According to KR Chakravarti, Chief Project Manager, Apollo Hospitals, the hospital handed over the contract for the facility to Simpark Infrastructure Pvt Ltd, part of the Simplex Projects group, which has executed similar projects in Ahmedabad and Kolkata.

Parking rates

As per the agreement Apollo Hospitals has signed with the Corporation, it can charge vehicles ₹20 an hour. This may not be sufficient for the project to break even. Chakravarti says Apollo did not take up the project to make a profit, but if the project breaks even it will be a good model. The parking rates were fixed in 2009 and Apollo plans to ask the Corporation to raise the rates.

“It will take six to eight months to see how visitors respond to the facility and what is the impact on congestion on the streets in the hospital’s vicinity,” says Chakravarti. “We have to see whether we can look at this investment as a strategic one… certainly not looking at making a profit out of this,” he adds.
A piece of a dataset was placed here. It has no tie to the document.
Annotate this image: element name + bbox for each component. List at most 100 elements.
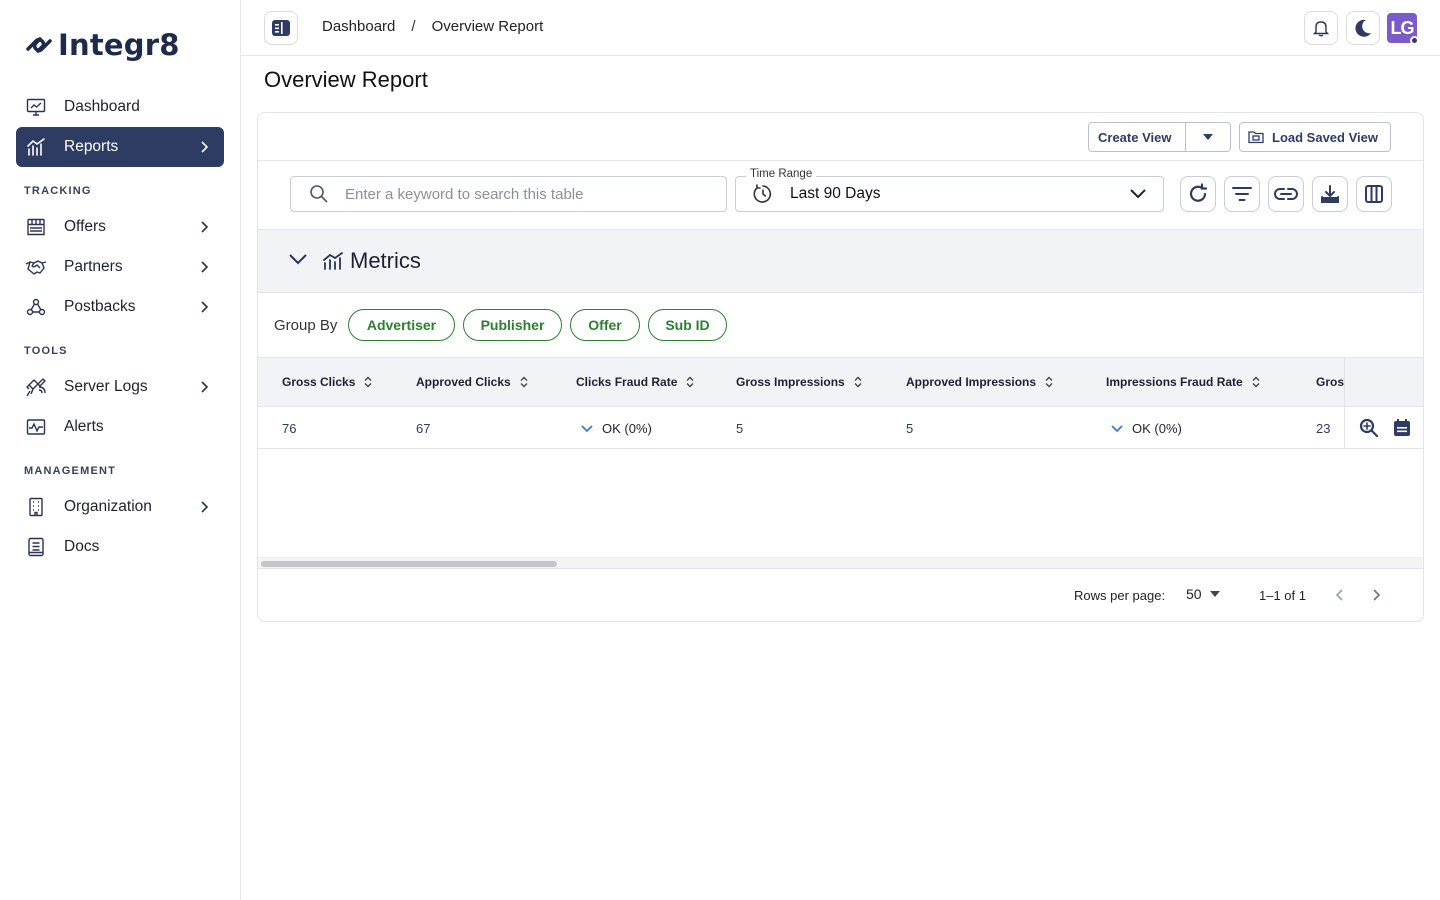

Are multi-level parking facilities the solution to a city’s parking woes? “Yes and no,” says Vikram Kapur, Commissioner, Chennai Corporation. Yes, because it solves the problem of congestion on the streets in that particular locality. But then, adds Kapur, it is a drop in the ocean. There are 40 lakh vehicles on Chennai’s roads. And, space to put up such facilities is limited, especially in areas where parking space is in huge demand.

Public transport

According to Chennai traffic police, nearly 2,000 cars disgorge patients and visitors at Apollo Hospitals every day. And, the automated facility accounts f0or a little over a tenth of this.
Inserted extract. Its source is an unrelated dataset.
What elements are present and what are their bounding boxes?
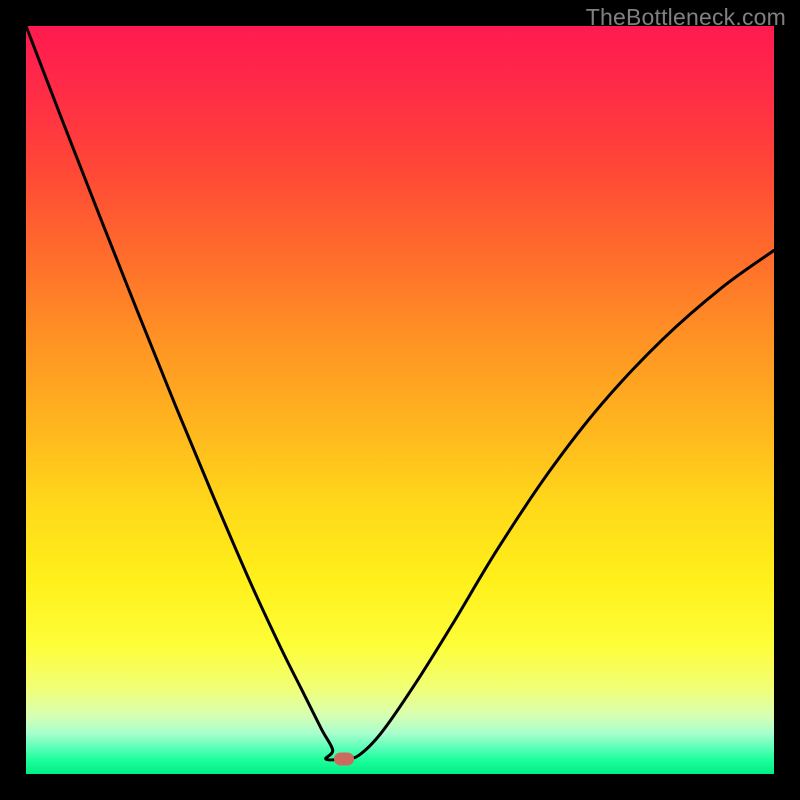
- chart-frame: TheBottleneck.com: [0, 0, 800, 800]
- watermark-text: TheBottleneck.com: [586, 4, 786, 31]
- plot-area: [26, 26, 774, 774]
- background-gradient: [26, 26, 774, 774]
Also, says Kapur, such multi-level car parking facilities only subsidise the well-off, using taxpayers’ money. They encourage more use of personal transportation when the idea should be to get people to use public transport.
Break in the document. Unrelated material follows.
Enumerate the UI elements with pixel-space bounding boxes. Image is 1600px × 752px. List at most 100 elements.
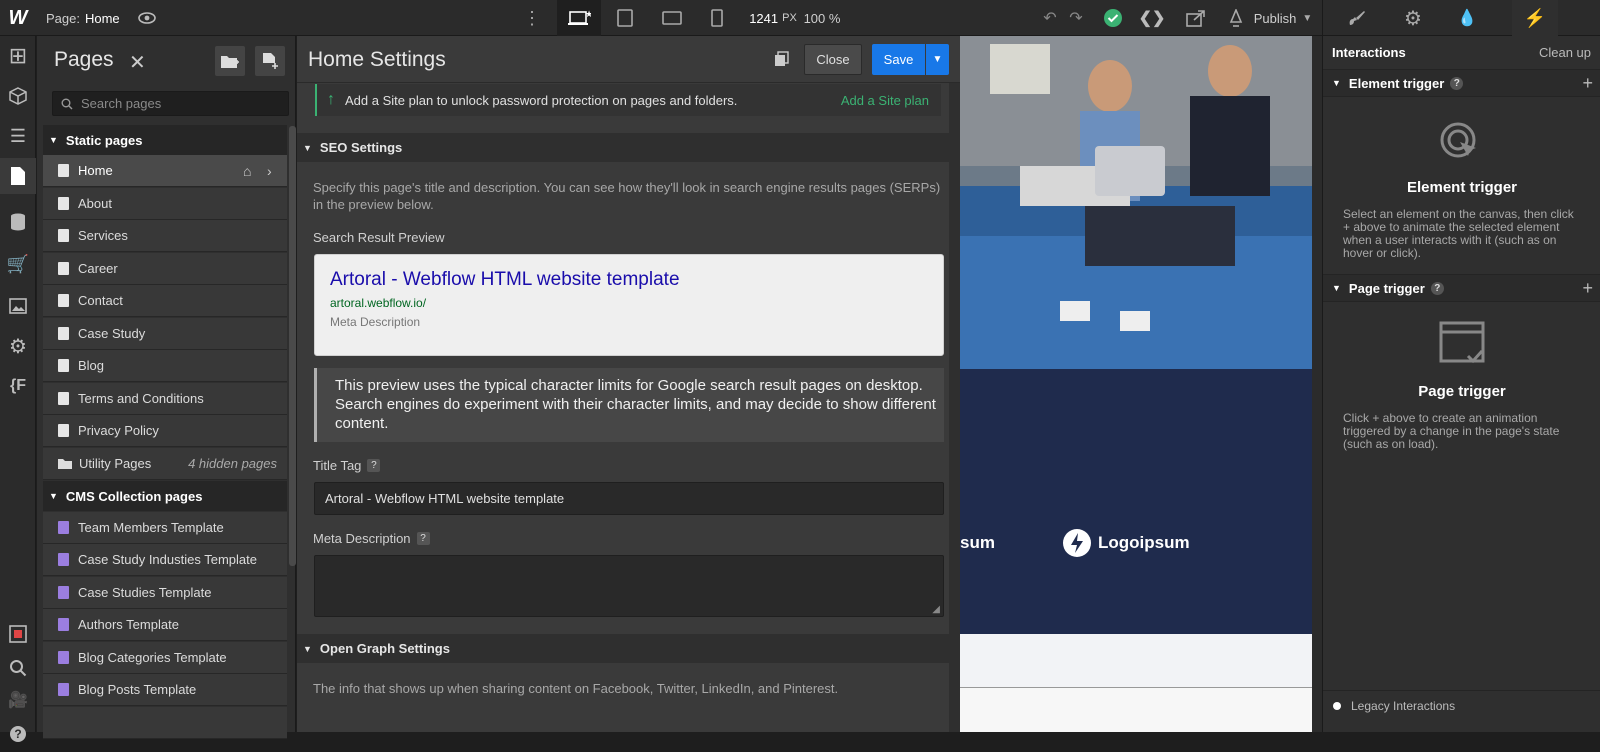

Traffic engineering experts too agree. They say such facilities are purely local solutions to what is a much larger problem.

The ideal is to have 70 per cent of the population using public transportation and only 30 per cent using their own vehicles.

In Chennai, it is definitely skewed in favour of private transportation.

Similar projects

The Chennai Corporation has had limited success with other multi-level car parking facilities in other parts of the city.

One proposed in Broadway, in what was once the city’s central business district, has found no takers, despite the tenders being floated a few times.

Another one was planned in T. Nagar, a busy shopping district, near a huge public park.

With plans to make the area pedestrian friendly, the civic body has now shifted this facility to another location, in the vicinity.

Kapur says the Corporation has outlined a non-motorised transport policy, the aim of which is to encourage use of more public transport, making the streets pedestrian- and cyclists-friendly.

The city will also have to come up with a parking policy, covering both on-street and off-street parking, outlining the tariffs for parking, penalties and how to enforce the rules.